On Friday, June 6th, we went to Loughcrew, also known as the Sliabh Na Callighe – the hill of the witch. The callighe in the name is a reference to the cailleach, the great Celtic titanic goddess who is one of my favorites. It always burns me to hear her referred to as a witch, but this year I learned something that helped mitigate my annoyance a bit.
The Loughcrew cairns are spread over three hills called Carnbane East, Carnbane West, and Patrickstown located about 40 km west of Newgrange. They are passage tombs and over the years the stones from many of them have been pillaged for use on local farms. We visit Carnbane East, the middle hill, dominated by a large central cairn – Cairn T – which is intact. One of our guides, George Knight, said that the association with the witch may have saved this cairn with its beautifully carved stones from destruction.
This is the third year that we have met guides at the sight. The Office of Public Works keeps a little trailer mid-way up the hill at the car-park where they can shelter when there are no visitors or the weather is foul. There were three guides there when we visited and one of the others, Jean Thornton, took us into Cairn T.
Jean told us a version of the story of how the rocks got to the tops of the hills that I hadn’t heard before. In her version the cailleach fills her apron with rocks as in the others, but instead of hopping from hill to hill she flies. As she flies to the last hill, Patrickstown, she falls and breaks her neck. Some say she is buried on that hill.
Unlike Carnbane East and West, Patrickstown is densely wooded. On previous visits, our director Barry Vaughan has told us that Patrickstown is considered haunted or to be a province of the fairies and hence is not visited much. I wonder if that is also due to the witch association. It’s also probably significant that the hill where she died is called Patrickstown, since there are many stories associating him with her demise, or at least her disempowerment. The flying, too, is more what we associate with witches.

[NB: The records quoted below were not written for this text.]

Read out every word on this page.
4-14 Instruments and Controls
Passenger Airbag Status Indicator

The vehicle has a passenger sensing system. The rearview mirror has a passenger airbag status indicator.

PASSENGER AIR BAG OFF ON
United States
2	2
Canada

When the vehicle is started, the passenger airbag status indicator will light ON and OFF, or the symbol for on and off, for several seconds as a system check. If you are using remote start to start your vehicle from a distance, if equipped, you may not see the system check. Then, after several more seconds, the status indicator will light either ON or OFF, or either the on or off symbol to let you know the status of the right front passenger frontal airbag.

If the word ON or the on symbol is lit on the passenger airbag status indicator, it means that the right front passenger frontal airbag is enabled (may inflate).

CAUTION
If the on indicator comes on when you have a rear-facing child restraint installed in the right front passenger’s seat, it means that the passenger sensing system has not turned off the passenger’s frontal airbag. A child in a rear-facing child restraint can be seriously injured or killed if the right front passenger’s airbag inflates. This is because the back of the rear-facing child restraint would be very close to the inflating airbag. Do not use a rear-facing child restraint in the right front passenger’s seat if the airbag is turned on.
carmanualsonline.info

Jean also serves as a guide at Tara and at Newgrange. Since she works at Newgrange, she is allowed to witness the sunrise there at the winter’s solstice. She told me that last year the sun was absolutely brilliant. She asked, “You know that the floor of the chamber and the light box at the door are on the same level?” I nodded that I did and she went on tell me that last year she lay on the ground looking down the passage through the light box. “The light was so bright I could barely keep my eyes open.”
When Jean was a girl, her mother would take her and her siblings to Newgrange before it had been restored. They would take candles and crawl down the passage to sit in the chamber. They could stay as long as they wanted picnicking and playing on the mound and around the great stones. Now, she says, there is no time for anything because so many people must be marched in and out every day. Check here for pictures of what it looked like in the 50’s and 60’s.
Several years ago I’d read a newspaper article describing how the archaeologist who excavated and restored Newgrange, Michael J. O’Kelly, had learned from local women about the light box at the entrance and how it functioned. I’d always been fascinated with the idea that a folk memory of how the light was meant to enter the passage had been preserved for thousands of years after the site had been abandoned by its makers. “Rumors,” she said. “There were rumors in the area of how it worked.”
Back to witches. It was very windy when we visited. A few of our students, including Jared Corder and my student Ashley Bagley, were huddled in one of the smaller passage tombs with no roof when they heard the sound of children approaching. When they stood up to see what was happening, one of the boys pointed at Ashley and said, “There really are witches here!” Within a few moments they were all crowded around her. Later one cheeky lad asked her, “Hey, Miss America, come take a picture with me!”